Figure 5. Comparison of macrophage infiltration and polarization in epididymal WAT of chimeric mice.

Cells in the stromal vascular fraction (SVF) of the epididymal fat pad from each mouse were analyzed by flow cytometry as described in “Methods”. (A) Representative results of flow cytometry. F4/80-positive cells were further analyzed with anti-CD11c and anti-CD206 antibodies.
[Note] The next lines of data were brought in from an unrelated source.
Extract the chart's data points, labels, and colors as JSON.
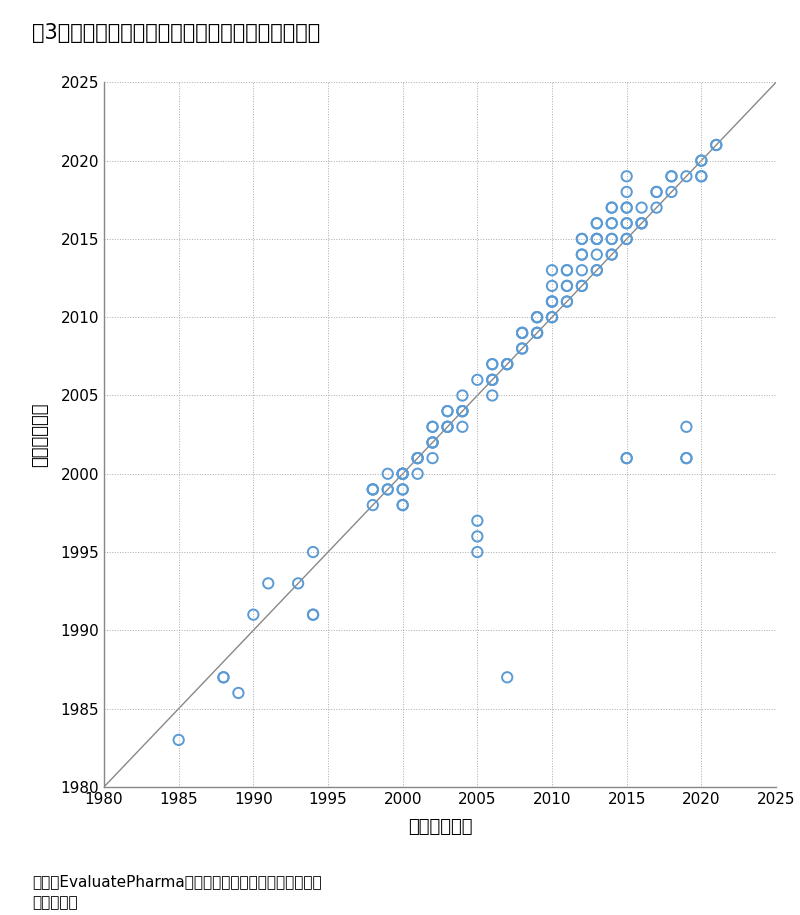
{
  "title": "嘶3　バイオ医薬品の日本初上市年と海外初上市年",
  "xlabel": "日本初上市年",
  "ylabel": "海外初上市年",
  "xlim": [
    1980,
    2025
  ],
  "ylim": [
    1980,
    2025
  ],
  "xticks": [
    1980,
    1985,
    1990,
    1995,
    2000,
    2005,
    2010,
    2015,
    2020,
    2025
  ],
  "yticks": [
    1980,
    1985,
    1990,
    1995,
    2000,
    2005,
    2010,
    2015,
    2020,
    2025
  ],
  "caption_line1": "出所：EvaluatePharmaに基づき医薬産業政策研究所にて",
  "caption_line2": "　　　作成",
  "marker_color": "#5B9BD5",
  "marker_size": 55,
  "data_x": [
    1985,
    1988,
    1988,
    1989,
    1990,
    1991,
    1993,
    1994,
    1994,
    1994,
    1998,
    1998,
    1998,
    1998,
    1999,
    1999,
    1999,
    2000,
    2000,
    2000,
    2000,
    2000,
    2000,
    2000,
    2000,
    2001,
    2001,
    2001,
    2001,
    2002,
    2002,
    2002,
    2002,
    2002,
    2002,
    2003,
    2003,
    2003,
    2003,
    2003,
    2004,
    2004,
    2004,
    2004,
    2004,
    2005,
    2005,
    2005,
    2005,
    2006,
    2006,
    2006,
    2006,
    2006,
    2006,
    2007,
    2007,
    2007,
    2007,
    2008,
    2008,
    2008,
    2008,
    2008,
    2009,
    2009,
    2009,
    2009,
    2009,
    2009,
    2010,
    2010,
    2010,
    2010,
    2010,
    2010,
    2010,
    2011,
    2011,
    2011,
    2011,
    2011,
    2011,
    2012,
    2012,
    2012,
    2012,
    2012,
    2012,
    2012,
    2013,
    2013,
    2013,
    2013,
    2013,
    2013,
    2013,
    2013,
    2014,
    2014,
    2014,
    2014,
    2014,
    2014,
    2014,
    2014,
    2015,
    2015,
    2015,
    2015,
    2015,
    2015,
    2015,
    2015,
    2016,
    2016,
    2016,
    2016,
    2017,
    2017,
    2017,
    2018,
    2018,
    2018,
    2019,
    2019,
    2020,
    2020,
    2020,
    2020,
    2021,
    2021,
    2015,
    2015,
    2019,
    2019
  ],
  "data_y": [
    1983,
    1987,
    1987,
    1986,
    1991,
    1993,
    1993,
    1995,
    1991,
    1991,
    1998,
    1999,
    1999,
    1999,
    1999,
    1999,
    2000,
    2000,
    2000,
    2000,
    2000,
    1999,
    1999,
    1998,
    1998,
    2001,
    2001,
    2001,
    2000,
    2002,
    2002,
    2002,
    2003,
    2003,
    2001,
    2003,
    2003,
    2004,
    2004,
    2003,
    2004,
    2004,
    2004,
    2005,
    2003,
    2006,
    1995,
    1996,
    1997,
    2006,
    2006,
    2007,
    2007,
    2006,
    2005,
    2007,
    2007,
    2007,
    1987,
    2008,
    2009,
    2009,
    2009,
    2008,
    2009,
    2009,
    2009,
    2010,
    2010,
    2010,
    2010,
    2010,
    2011,
    2011,
    2011,
    2012,
    2013,
    2011,
    2011,
    2012,
    2012,
    2013,
    2013,
    2012,
    2012,
    2013,
    2014,
    2014,
    2015,
    2015,
    2013,
    2013,
    2014,
    2015,
    2015,
    2015,
    2016,
    2016,
    2014,
    2014,
    2015,
    2015,
    2016,
    2016,
    2017,
    2017,
    2015,
    2015,
    2016,
    2016,
    2017,
    2017,
    2018,
    2019,
    2016,
    2016,
    2016,
    2017,
    2017,
    2018,
    2018,
    2018,
    2019,
    2019,
    2019,
    2001,
    2019,
    2020,
    2020,
    2019,
    2021,
    2021,
    2001,
    2001,
    2001,
    2003
  ]
}
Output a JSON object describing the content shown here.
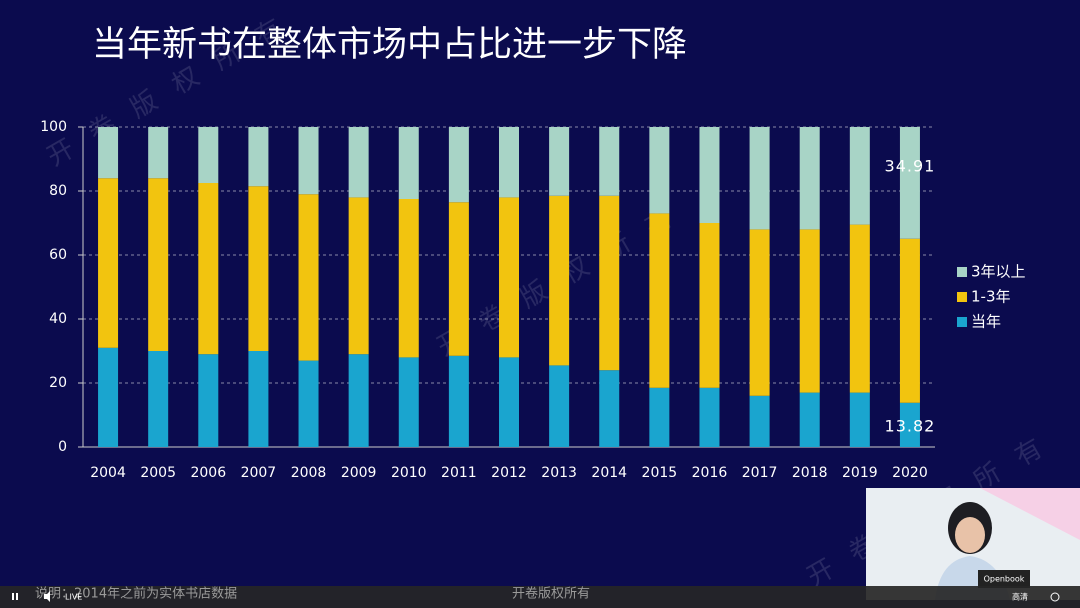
{
  "chart_data": {
    "type": "stacked_bar",
    "title": "当年新书在整体市场中占比进一步下降",
    "categories": [
      "2004",
      "2005",
      "2006",
      "2007",
      "2008",
      "2009",
      "2010",
      "2011",
      "2012",
      "2013",
      "2014",
      "2015",
      "2016",
      "2017",
      "2018",
      "2019",
      "2020"
    ],
    "series": [
      {
        "name": "当年",
        "color": "#1aa5cf",
        "values": [
          31,
          30,
          29,
          30,
          27,
          29,
          28,
          28.5,
          28,
          25.5,
          24,
          18.5,
          18.5,
          16,
          17,
          17,
          13.82
        ],
        "value_labels": [
          null,
          null,
          null,
          null,
          null,
          null,
          null,
          null,
          null,
          null,
          null,
          null,
          null,
          null,
          null,
          null,
          "13.82"
        ]
      },
      {
        "name": "1-3年",
        "color": "#f2c40f",
        "values": [
          53,
          54,
          53.5,
          51.5,
          52,
          49,
          49.5,
          48,
          50,
          53,
          54.5,
          54.5,
          51.5,
          52,
          51,
          52.5,
          51.27
        ]
      },
      {
        "name": "3年以上",
        "color": "#a8d4c6",
        "values": [
          16,
          16,
          17.5,
          18.5,
          21,
          22,
          22.5,
          23.5,
          22,
          21.5,
          21.5,
          27,
          30,
          32,
          32,
          30.5,
          34.91
        ],
        "value_labels": [
          null,
          null,
          null,
          null,
          null,
          null,
          null,
          null,
          null,
          null,
          null,
          null,
          null,
          null,
          null,
          null,
          "34.91"
        ]
      }
    ],
    "ylim": [
      0,
      100
    ],
    "yticks": [
      0,
      20,
      40,
      60,
      80,
      100
    ],
    "grid": true,
    "legend": "right"
  },
  "watermark": "开卷版权所有",
  "footer": {
    "note": "说明：2014年之前为实体书店数据",
    "live": "LIVE",
    "brand": "开卷版权所有",
    "quality": "高清"
  },
  "webcam": {
    "label": "Openbook"
  }
}
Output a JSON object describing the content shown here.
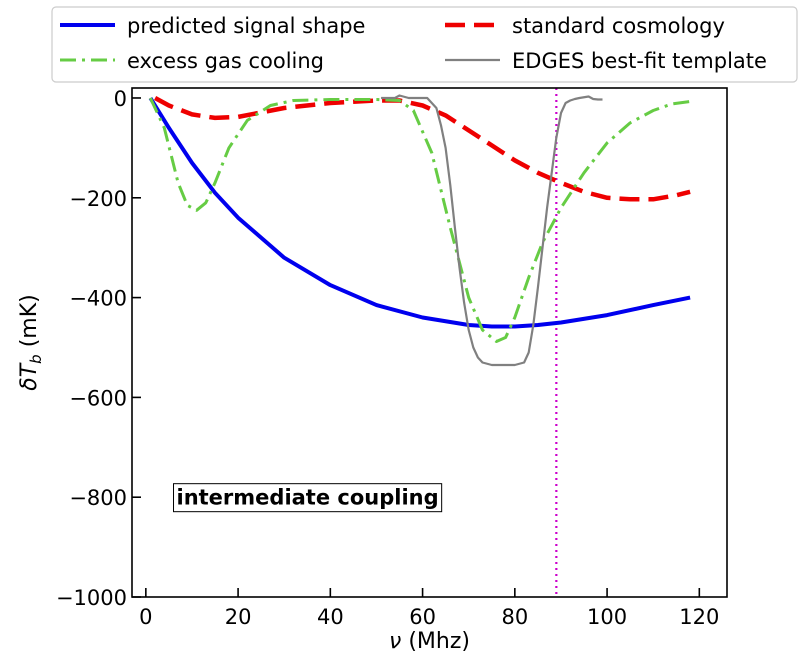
{
  "chart_data": {
    "type": "line",
    "xlabel_symbol": "ν",
    "xlabel_unit": "(Mhz)",
    "ylabel_symbol": "δT",
    "ylabel_sub": "b",
    "ylabel_unit": "(mK)",
    "xlim": [
      -3,
      126
    ],
    "ylim": [
      -1000,
      20
    ],
    "xticks": [
      0,
      20,
      40,
      60,
      80,
      100,
      120
    ],
    "yticks": [
      0,
      -200,
      -400,
      -600,
      -800,
      -1000
    ],
    "xtick_labels": [
      "0",
      "20",
      "40",
      "60",
      "80",
      "100",
      "120"
    ],
    "ytick_labels": [
      "0",
      "−200",
      "−400",
      "−600",
      "−800",
      "−1000"
    ],
    "annotation": "intermediate coupling",
    "vline": {
      "x": 89,
      "color": "#cc00cc",
      "style": "dotted"
    },
    "legend_position": "top (above plot)",
    "series": [
      {
        "name": "predicted signal shape",
        "color": "#0000ee",
        "style": "solid",
        "x": [
          1,
          5,
          10,
          15,
          20,
          30,
          40,
          50,
          60,
          70,
          75,
          80,
          85,
          90,
          100,
          110,
          118
        ],
        "y": [
          0,
          -60,
          -130,
          -190,
          -240,
          -320,
          -375,
          -415,
          -440,
          -455,
          -458,
          -458,
          -455,
          -450,
          -435,
          -415,
          -400
        ]
      },
      {
        "name": "standard cosmology",
        "color": "#ee0000",
        "style": "dashed",
        "x": [
          2,
          5,
          10,
          15,
          20,
          30,
          40,
          50,
          55,
          60,
          65,
          70,
          75,
          80,
          85,
          90,
          95,
          100,
          105,
          110,
          115,
          118
        ],
        "y": [
          0,
          -15,
          -33,
          -40,
          -38,
          -20,
          -10,
          -5,
          -5,
          -15,
          -35,
          -65,
          -95,
          -125,
          -150,
          -170,
          -188,
          -200,
          -203,
          -203,
          -195,
          -188
        ]
      },
      {
        "name": "excess gas cooling",
        "color": "#66cc44",
        "style": "dashdot",
        "x": [
          1,
          4,
          7,
          9,
          11,
          13,
          15,
          18,
          22,
          27,
          32,
          40,
          50,
          55,
          58,
          62,
          66,
          70,
          73,
          76,
          78,
          80,
          83,
          86,
          90,
          95,
          100,
          105,
          110,
          114,
          118
        ],
        "y": [
          0,
          -60,
          -170,
          -215,
          -225,
          -210,
          -170,
          -100,
          -45,
          -15,
          -5,
          -3,
          -3,
          -5,
          -25,
          -110,
          -260,
          -400,
          -465,
          -488,
          -480,
          -440,
          -360,
          -290,
          -220,
          -150,
          -90,
          -50,
          -25,
          -12,
          -7
        ]
      },
      {
        "name": "EDGES best-fit template",
        "color": "#808080",
        "style": "solid",
        "x": [
          51,
          54,
          55,
          57,
          61,
          63,
          64,
          65,
          66,
          67,
          68,
          69,
          70,
          71,
          72,
          73,
          75,
          78,
          80,
          82,
          83,
          84,
          85,
          86,
          87,
          88,
          89,
          90,
          91,
          92,
          93,
          94,
          96,
          97,
          98,
          99
        ],
        "y": [
          0,
          0,
          5,
          0,
          0,
          -20,
          -55,
          -100,
          -175,
          -260,
          -340,
          -410,
          -465,
          -500,
          -520,
          -530,
          -535,
          -535,
          -535,
          -530,
          -510,
          -455,
          -380,
          -300,
          -220,
          -150,
          -80,
          -30,
          -10,
          -5,
          -2,
          0,
          3,
          -2,
          -3,
          -3
        ]
      }
    ]
  }
}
Blue dots show M1 macrophages and purple dots show M2 macrophages. Red dots represent both CD11c- and CD206-negative fraction evaluated using isotype controls. (B) Percentage of F4/80-positive cells in SVF. n = 5 for each group. *p<0.05 vs. KKAy chimera and WT chimera. (C) Ratio of M1 and M2 fraction in F4/80-positive cells. Open squares; M1 fraction, closed squares; M2 fraction. *p<0.05 vs. M1 fraction in KKAy chimera and WT chimera, ^#p<0.05 vs. M2 fraction in KKAy chimera and WT chimera. n = 5 for each group. (D) Immunohistochemical staining of F4/80 in epididymal WAT at low (×100) and high (×200) magnification. Sections from epididymal fat pads of chimeric mice were stained with anti-F4/80 antibodies, followed by DAB staining. F4/80-positive cells are observed as localized macrophage clusters (arrow). Histogram of macrophage number per field at ×100 magnification is shown in the lower panel. n = 6 for each group. *p<0.05 vs. KKAy chimera and WT chimera.